Sumber Daya Manusia dan Kedaulatan AI: Faktor Kunci Keberhasilan
Jim Rowan, Kepala AI AS di Deloitte, menekankan bahwa organisasi yang berhasil memanfaatkan AI tidak hanya berfokus pada investasi dalam algoritma, tetapi juga pada pengembangan sumber daya manusia. “Fokus ganda pada pemajuan kapabilitas talenta dan alat AI memberdayakan tim untuk merangkul model bisnis yang dirancang ulang dan menetapkan dasar bagi keunggulan kompetitif,” ujar Rowan.
Selain tantangan internal terkait pengembangan sumber daya manusia, isu “sovereign AI” atau kedaulatan AI juga menjadi perhatian penting bagi korporasi. Sebanyak 83% perusahaan menyatakan bahwa memiliki kendali penuh atas perangkat lunak dan data, serta memastikan kepatuhan terhadap hukum lokal, merupakan hal yang sangat penting. Di sisi lain, 66% perusahaan mengungkapkan kekhawatiran mereka terhadap ketergantungan yang berlebihan pada vendor asing.
Temuan dari Deloitte ini sejalan dengan hasil survei dari PwC yang menunjukkan adanya penurunan kepercayaan para CEO terhadap dampak AI terhadap kinerja bisnis mereka. Dalam Survei CEO Global ke-29 PwC yang melibatkan 4.454 CEO dari 95 negara, hanya 30% CEO yang merasa yakin terhadap pertumbuhan pendapatan dalam 12 bulan ke depan. Angka ini merupakan penurunan signifikan dari 38% pada tahun 2025 dan 56% pada tahun 2022.
Salah satu kekhawatiran utama yang diungkapkan oleh para CEO adalah perubahan teknologi yang sangat cepat, termasuk perkembangan AI. Jika sebelumnya AI dipandang sebagai solusi utama untuk meningkatkan kinerja bisnis, kini hanya 12% CEO yang benar-benar merasa AI memberikan keuntungan finansial yang nyata.

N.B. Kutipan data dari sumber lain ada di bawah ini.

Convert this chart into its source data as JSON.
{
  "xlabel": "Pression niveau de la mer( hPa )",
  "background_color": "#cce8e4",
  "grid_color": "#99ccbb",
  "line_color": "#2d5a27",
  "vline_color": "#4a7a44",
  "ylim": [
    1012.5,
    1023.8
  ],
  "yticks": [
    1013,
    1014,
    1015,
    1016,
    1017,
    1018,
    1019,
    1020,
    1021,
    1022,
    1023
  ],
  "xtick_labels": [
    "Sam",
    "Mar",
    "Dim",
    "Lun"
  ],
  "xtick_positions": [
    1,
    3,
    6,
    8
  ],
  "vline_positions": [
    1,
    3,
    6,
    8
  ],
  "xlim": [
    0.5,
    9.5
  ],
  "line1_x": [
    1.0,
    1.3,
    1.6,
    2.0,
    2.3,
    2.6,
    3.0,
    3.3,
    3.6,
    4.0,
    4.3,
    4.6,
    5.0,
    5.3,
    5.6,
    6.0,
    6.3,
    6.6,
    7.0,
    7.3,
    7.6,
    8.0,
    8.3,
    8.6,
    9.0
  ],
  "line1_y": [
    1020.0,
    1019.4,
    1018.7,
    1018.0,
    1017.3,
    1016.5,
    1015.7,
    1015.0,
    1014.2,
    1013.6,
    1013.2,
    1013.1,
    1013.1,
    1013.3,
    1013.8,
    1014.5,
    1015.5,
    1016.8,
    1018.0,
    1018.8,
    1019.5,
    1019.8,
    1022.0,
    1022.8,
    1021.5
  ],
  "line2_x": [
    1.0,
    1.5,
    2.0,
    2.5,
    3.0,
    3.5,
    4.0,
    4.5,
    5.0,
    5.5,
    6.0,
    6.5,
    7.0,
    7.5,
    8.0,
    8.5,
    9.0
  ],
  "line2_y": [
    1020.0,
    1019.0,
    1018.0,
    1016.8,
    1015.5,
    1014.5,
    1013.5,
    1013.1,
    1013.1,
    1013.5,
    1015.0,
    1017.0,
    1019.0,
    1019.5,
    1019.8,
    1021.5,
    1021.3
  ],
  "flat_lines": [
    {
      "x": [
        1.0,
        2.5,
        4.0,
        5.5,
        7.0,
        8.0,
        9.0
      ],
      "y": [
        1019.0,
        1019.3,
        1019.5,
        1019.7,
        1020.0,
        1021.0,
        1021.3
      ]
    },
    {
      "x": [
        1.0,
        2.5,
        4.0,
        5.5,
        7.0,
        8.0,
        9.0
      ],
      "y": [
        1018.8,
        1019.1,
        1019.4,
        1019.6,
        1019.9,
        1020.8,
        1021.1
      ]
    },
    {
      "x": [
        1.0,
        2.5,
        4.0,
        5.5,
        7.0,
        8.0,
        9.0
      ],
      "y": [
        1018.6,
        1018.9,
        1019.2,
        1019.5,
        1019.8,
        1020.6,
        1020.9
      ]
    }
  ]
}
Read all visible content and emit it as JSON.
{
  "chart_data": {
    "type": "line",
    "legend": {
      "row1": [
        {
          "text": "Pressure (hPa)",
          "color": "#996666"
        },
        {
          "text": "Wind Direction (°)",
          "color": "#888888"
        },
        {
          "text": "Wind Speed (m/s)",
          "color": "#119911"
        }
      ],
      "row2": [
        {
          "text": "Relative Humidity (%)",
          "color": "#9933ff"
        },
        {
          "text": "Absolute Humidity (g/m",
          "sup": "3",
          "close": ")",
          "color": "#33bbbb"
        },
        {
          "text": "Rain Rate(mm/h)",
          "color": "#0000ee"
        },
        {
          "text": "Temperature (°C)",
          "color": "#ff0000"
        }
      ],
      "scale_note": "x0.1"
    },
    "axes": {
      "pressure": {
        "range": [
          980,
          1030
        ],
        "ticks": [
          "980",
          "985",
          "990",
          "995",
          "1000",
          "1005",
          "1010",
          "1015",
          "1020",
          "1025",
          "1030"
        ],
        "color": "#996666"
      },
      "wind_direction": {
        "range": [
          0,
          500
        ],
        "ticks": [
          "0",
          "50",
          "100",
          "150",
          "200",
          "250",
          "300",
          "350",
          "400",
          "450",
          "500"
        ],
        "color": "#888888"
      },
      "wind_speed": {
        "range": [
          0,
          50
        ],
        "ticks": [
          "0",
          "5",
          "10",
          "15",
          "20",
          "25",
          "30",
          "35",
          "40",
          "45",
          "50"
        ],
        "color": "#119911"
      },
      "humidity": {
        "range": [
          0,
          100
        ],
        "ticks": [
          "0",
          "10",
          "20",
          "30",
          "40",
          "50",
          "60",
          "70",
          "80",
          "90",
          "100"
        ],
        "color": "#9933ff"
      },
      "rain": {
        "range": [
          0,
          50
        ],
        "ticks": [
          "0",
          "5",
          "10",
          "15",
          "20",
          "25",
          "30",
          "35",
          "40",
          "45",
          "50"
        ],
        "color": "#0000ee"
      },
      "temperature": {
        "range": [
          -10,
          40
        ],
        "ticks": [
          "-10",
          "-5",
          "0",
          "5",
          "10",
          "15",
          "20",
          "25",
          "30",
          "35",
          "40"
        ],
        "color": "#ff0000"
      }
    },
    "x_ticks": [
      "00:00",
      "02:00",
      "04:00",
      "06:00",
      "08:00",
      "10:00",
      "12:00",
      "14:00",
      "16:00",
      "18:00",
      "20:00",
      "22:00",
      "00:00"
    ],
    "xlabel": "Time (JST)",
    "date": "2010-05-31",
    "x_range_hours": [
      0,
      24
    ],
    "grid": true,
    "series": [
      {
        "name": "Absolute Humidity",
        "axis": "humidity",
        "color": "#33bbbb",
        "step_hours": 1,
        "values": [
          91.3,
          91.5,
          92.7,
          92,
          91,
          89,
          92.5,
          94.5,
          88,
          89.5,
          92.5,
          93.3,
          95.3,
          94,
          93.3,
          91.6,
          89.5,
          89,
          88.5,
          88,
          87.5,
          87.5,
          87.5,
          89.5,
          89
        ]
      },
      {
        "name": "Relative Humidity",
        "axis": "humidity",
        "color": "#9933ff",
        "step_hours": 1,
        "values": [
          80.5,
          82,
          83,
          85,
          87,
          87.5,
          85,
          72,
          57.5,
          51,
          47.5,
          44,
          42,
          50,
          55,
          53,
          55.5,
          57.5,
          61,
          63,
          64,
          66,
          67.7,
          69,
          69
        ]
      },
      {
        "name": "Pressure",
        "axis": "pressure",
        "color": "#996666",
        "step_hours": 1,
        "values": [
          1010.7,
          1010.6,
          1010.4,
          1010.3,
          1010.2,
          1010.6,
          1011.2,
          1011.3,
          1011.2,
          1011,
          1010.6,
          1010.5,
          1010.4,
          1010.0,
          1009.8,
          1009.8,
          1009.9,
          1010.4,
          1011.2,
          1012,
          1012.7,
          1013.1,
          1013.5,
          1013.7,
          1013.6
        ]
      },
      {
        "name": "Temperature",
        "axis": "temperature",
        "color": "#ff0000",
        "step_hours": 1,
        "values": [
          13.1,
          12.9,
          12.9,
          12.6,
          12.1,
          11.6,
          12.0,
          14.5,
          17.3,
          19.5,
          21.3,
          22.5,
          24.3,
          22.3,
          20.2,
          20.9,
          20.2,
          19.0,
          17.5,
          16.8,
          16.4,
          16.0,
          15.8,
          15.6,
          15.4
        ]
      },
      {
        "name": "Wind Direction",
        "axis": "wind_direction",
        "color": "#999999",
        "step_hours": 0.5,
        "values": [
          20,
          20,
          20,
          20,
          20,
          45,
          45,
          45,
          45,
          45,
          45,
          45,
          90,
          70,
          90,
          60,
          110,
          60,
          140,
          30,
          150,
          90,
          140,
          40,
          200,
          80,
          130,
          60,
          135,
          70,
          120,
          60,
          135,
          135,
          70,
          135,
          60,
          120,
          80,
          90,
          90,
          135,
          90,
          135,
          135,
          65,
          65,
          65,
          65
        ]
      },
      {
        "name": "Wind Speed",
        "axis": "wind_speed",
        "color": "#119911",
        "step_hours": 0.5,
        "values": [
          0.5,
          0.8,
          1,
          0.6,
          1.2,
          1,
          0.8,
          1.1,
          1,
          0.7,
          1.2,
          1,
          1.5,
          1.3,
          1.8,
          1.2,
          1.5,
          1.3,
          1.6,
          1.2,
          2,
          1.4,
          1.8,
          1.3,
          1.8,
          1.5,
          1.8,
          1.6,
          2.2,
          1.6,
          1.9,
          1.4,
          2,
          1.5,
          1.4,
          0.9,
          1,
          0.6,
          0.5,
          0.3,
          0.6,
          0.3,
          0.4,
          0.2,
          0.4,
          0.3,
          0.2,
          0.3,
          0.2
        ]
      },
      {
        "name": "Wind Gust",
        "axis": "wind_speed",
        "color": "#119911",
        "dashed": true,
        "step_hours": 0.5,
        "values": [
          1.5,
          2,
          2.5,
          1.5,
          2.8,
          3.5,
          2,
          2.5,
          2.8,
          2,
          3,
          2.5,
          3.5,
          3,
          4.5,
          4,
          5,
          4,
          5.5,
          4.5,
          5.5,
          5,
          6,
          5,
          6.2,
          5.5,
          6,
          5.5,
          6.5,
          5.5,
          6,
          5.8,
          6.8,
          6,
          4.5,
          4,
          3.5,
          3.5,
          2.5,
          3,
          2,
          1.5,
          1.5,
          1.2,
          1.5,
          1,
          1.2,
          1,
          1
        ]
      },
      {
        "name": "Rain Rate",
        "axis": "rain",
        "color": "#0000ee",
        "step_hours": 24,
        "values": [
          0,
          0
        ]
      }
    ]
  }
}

Sebanyak 56% CEO bahkan mengakui bahwa mereka belum melihat manfaat finansial yang signifikan dari penerapan AI di perusahaan mereka. Ketua Global PwC, Mohamed Kande, menyebutkan bahwa hanya segelintir perusahaan yang berhasil menjadikan AI sebagai sumber keuntungan yang nyata, sementara mayoritas masih berada dalam tahap uji coba dan eksplorasi.
“Tahun 2026 tampaknya akan menjadi tahun yang menentukan bagi AI,” ujar Kande.
Meskipun demikian, ada catatan positif yang menunjukkan potensi AI. Perusahaan-perusahaan yang telah berhasil mengintegrasikan AI secara serius ke dalam produk dan layanan mereka tercatat mampu meraih keuntungan operasional yang hampir 4% lebih tinggi dibandingkan dengan perusahaan yang belum mengadopsi teknologi ini. Hal ini mengindikasikan bahwa meskipun tantangan masih ada, mereka yang berhasil memanfaatkan AI memiliki keunggulan kompetitif yang jelas.